If the patient's lower extremity complaints and diagnostic tests are determined to be unrelated to venous disease (CEAP 0), the clinician is guided to provide education promoting leg health. These patients should be reassessed at least annually to identify any new or worsening problems with the legs; reassessment may be integrated with a general physical examination.
When assessment reveals CVI, the clinician is directed to determine the clinical CEAP level.45,46 Patients with no current or past wound are classified as clinical CEAP 1-4. Those with healed wounds are clinical CEAP 5 and those with an active wound are classified as clinical CEAP 6.
For patients classified as clinical CEAP 1-2, treatment is based on presence and severity of symptoms. The clinician must first determine the need for compression. If compression is not needed, the clinician is guided to provide education promoting leg health from an expanded list. When compression is needed, the clinician must take into consideration individual patient characteristics, such as dexterity, mobility, preference, pain level cost, caregiver resources, and size and shape of the leg, and is assisted in their decision-making process by the provision of 4 tables.

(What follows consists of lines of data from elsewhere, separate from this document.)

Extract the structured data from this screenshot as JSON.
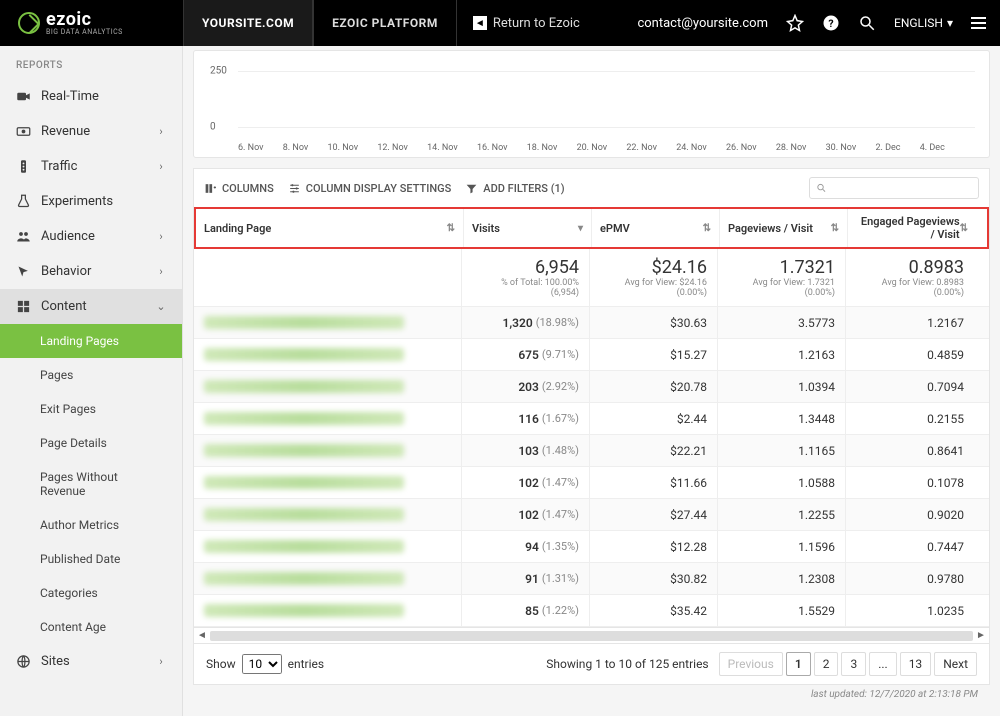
{
  "brand": {
    "name": "ezoic",
    "tagline": "BIG DATA ANALYTICS"
  },
  "topbar": {
    "tabs": [
      "YOURSITE.COM",
      "EZOIC PLATFORM"
    ],
    "return_label": "Return to Ezoic",
    "contact": "contact@yoursite.com",
    "language": "ENGLISH"
  },
  "sidebar": {
    "section": "REPORTS",
    "items": [
      {
        "label": "Real-Time",
        "expandable": false
      },
      {
        "label": "Revenue",
        "expandable": true
      },
      {
        "label": "Traffic",
        "expandable": true
      },
      {
        "label": "Experiments",
        "expandable": false
      },
      {
        "label": "Audience",
        "expandable": true
      },
      {
        "label": "Behavior",
        "expandable": true
      },
      {
        "label": "Content",
        "expandable": true,
        "open": true
      },
      {
        "label": "Sites",
        "expandable": true
      }
    ],
    "content_sub": [
      "Landing Pages",
      "Pages",
      "Exit Pages",
      "Page Details",
      "Pages Without Revenue",
      "Author Metrics",
      "Published Date",
      "Categories",
      "Content Age"
    ]
  },
  "chart_data": {
    "type": "line",
    "title": "",
    "xlabel": "",
    "ylabel": "",
    "ylim": [
      0,
      250
    ],
    "y_ticks": [
      "250",
      "0"
    ],
    "x_ticks": [
      "6. Nov",
      "8. Nov",
      "10. Nov",
      "12. Nov",
      "14. Nov",
      "16. Nov",
      "18. Nov",
      "20. Nov",
      "22. Nov",
      "24. Nov",
      "26. Nov",
      "28. Nov",
      "30. Nov",
      "2. Dec",
      "4. Dec"
    ]
  },
  "toolbar": {
    "columns": "COLUMNS",
    "display_settings": "COLUMN DISPLAY SETTINGS",
    "add_filters": "ADD FILTERS (1)"
  },
  "table": {
    "headers": [
      "Landing Page",
      "Visits",
      "ePMV",
      "Pageviews / Visit",
      "Engaged Pageviews / Visit"
    ],
    "summary": {
      "visits": {
        "value": "6,954",
        "sub": "% of Total: 100.00% (6,954)"
      },
      "epmv": {
        "value": "$24.16",
        "sub": "Avg for View: $24.16 (0.00%)"
      },
      "ppv": {
        "value": "1.7321",
        "sub": "Avg for View: 1.7321 (0.00%)"
      },
      "eppv": {
        "value": "0.8983",
        "sub": "Avg for View: 0.8983 (0.00%)"
      }
    },
    "rows": [
      {
        "visits": "1,320",
        "visits_pct": "(18.98%)",
        "epmv": "$30.63",
        "ppv": "3.5773",
        "eppv": "1.2167"
      },
      {
        "visits": "675",
        "visits_pct": "(9.71%)",
        "epmv": "$15.27",
        "ppv": "1.2163",
        "eppv": "0.4859"
      },
      {
        "visits": "203",
        "visits_pct": "(2.92%)",
        "epmv": "$20.78",
        "ppv": "1.0394",
        "eppv": "0.7094"
      },
      {
        "visits": "116",
        "visits_pct": "(1.67%)",
        "epmv": "$2.44",
        "ppv": "1.3448",
        "eppv": "0.2155"
      },
      {
        "visits": "103",
        "visits_pct": "(1.48%)",
        "epmv": "$22.21",
        "ppv": "1.1165",
        "eppv": "0.8641"
      },
      {
        "visits": "102",
        "visits_pct": "(1.47%)",
        "epmv": "$11.66",
        "ppv": "1.0588",
        "eppv": "0.1078"
      },
      {
        "visits": "102",
        "visits_pct": "(1.47%)",
        "epmv": "$27.44",
        "ppv": "1.2255",
        "eppv": "0.9020"
      },
      {
        "visits": "94",
        "visits_pct": "(1.35%)",
        "epmv": "$12.28",
        "ppv": "1.1596",
        "eppv": "0.7447"
      },
      {
        "visits": "91",
        "visits_pct": "(1.31%)",
        "epmv": "$30.82",
        "ppv": "1.2308",
        "eppv": "0.9780"
      },
      {
        "visits": "85",
        "visits_pct": "(1.22%)",
        "epmv": "$35.42",
        "ppv": "1.5529",
        "eppv": "1.0235"
      }
    ]
  },
  "footer": {
    "show_label": "Show",
    "entries_label": "entries",
    "page_size": "10",
    "paging_info": "Showing 1 to 10 of 125 entries",
    "pages": [
      "Previous",
      "1",
      "2",
      "3",
      "...",
      "13",
      "Next"
    ],
    "last_updated": "last updated: 12/7/2020 at 2:13:18 PM"
  }
}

For patient classified as clinical CEAP 3-4, treatment is based on results of ABI (ABPI) measurement. If the ABI/ABPI is <0.5 (indicating clinically relevant ischemia from arterial disease) or >1.3 (indicating possible arterial disease with noncompressible vessels) compression should not be applied.47 Instead, the clinician should educate patient and caregiver on leg health and consider referral for evaluation and management of significant arterial disease and pharmacotherapy in selected cases. Periodic patient reassessment of the lower extremities should occur on a regular basis (at least every 6 months).

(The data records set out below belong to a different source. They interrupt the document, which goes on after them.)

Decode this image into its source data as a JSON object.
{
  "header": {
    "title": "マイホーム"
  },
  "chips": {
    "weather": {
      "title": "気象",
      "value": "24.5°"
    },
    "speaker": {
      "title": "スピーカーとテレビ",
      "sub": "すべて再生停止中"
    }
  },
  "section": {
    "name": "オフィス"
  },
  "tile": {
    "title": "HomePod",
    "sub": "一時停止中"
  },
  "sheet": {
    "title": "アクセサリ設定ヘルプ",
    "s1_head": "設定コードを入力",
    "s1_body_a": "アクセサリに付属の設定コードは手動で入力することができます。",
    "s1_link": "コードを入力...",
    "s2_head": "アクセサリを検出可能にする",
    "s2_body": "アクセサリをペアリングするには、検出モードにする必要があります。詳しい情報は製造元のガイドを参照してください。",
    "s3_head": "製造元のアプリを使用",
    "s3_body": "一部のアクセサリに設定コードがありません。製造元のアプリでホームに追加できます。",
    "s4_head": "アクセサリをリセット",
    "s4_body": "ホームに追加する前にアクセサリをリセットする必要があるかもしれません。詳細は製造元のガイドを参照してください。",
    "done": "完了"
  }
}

Patients with an ABI/ABPI of 0.5 to 0.8, indicating mixed venous and arterial disease, may be managed by modified light compression/support up to 30 mmHg, depending on the individual's tolerance.2,8 If the patient's ABI/ABPI is 0.8 to 1.3, a higher level of compression is indicated. Standardized methods based on the manufacturer's recommendations should be used when measuring for compression stockings or devices. Patient education regarding compression stockings/devices should be provided in addition to information about leg health and pharmacotherapy when indicated. A previous history of DVT also influences the desired level of compression.2 When dermatitis or eczema is observed, treatment with topical steroids is indicated, long with referral to a dermatologist if treatment is ineffective.29 The algorithm also guides the clinician to consider referral to a specialist for further testing and intervention if indicated. Periodic patient reassessment is recommended at least every 6 months to identify any new problems with the legs and to evaluate status of ongoing compression therapy.
Clinical CEAP 5 is characterized by a patient who has experienced a VLU that has now healed. Compression continues to be a mainstay of treatment for all patients with clinical CEAP 5 CVI. As with clinical CEAP 3-4, ABI/ABPI is used to determine the level of compression. If the person's ABI/ABPI is less than 0.5 or more than 1.3, further evaluation is required before compression is considered.47 The clinician should educate the patient and the caregiver on leg health including pharmaceuticals if applicable. An ABI/ABPI of 0.5 to 0.8 indicates mixed venous and arterial disease; these persons may require modified light compression/support up to 30 mmHg, based on patient tolerance.2,8 For patients whose ABI (ABPI) is 0.8 to 1.3, higher compression is indicated. When selecting the type and level of compression, the same considerations must be given to individual patient characteristics as those described earlier. Standardized methods based on the manufacturer's recommendations should be used when measuring for compression stockings or devices. If dermatitis/eczema is present, treatment with topical steroids is indicated with referral to a dermatologist if treatment is ineffective. Patient education regarding compression stockings/devices should be provided in addition to information about leg health and pharmacotherapy when indicated. The clinician is guided to consider referral to the specialist for further testing and intervention if indicated. Periodic patient reassessment of the lower extremities should occur at least every 6 months.
Individuals with a current VLU are classified as clinical CEAP 6. Topical treatment of the ulcer is the primary consideration beginning with wound bed preparation. The 3 components of wound bed preparation are debridement of nonviable tissue, recognition and treatment of wound infection, and moisture balance management within the wound. Moisture balance management is critical with exudative wounds such as VLUs to promote healing and prevent periwound moisture-associated skin damage. There are a variety of dressing categories that are absorbent (eg, hydrocolloids, alginates, gelling fibers, foams, superabsorbents) which will wick the VLU exudate from the wound and periwound area.48 However, managing periwound moisture-associated skin damage is a balancing act; avoiding both excessive dryness seen with venous stasis dermatitis, and excessive moisture in the wound and periwound skin can be challenging. In addition, a nonsensitizing emollient should be used under compression to prevent dermatitis.29 Topical steroids may be used to treat dermatitis; referral to a dermatologist if treatment proves ineffective within a period of 2 to 4 weeks.
When clinical findings indicate CVI, a reference table with photos is available to assist the user in determining the clinical CEAP level. Photographs are included to aid in rapid and accurate assessment.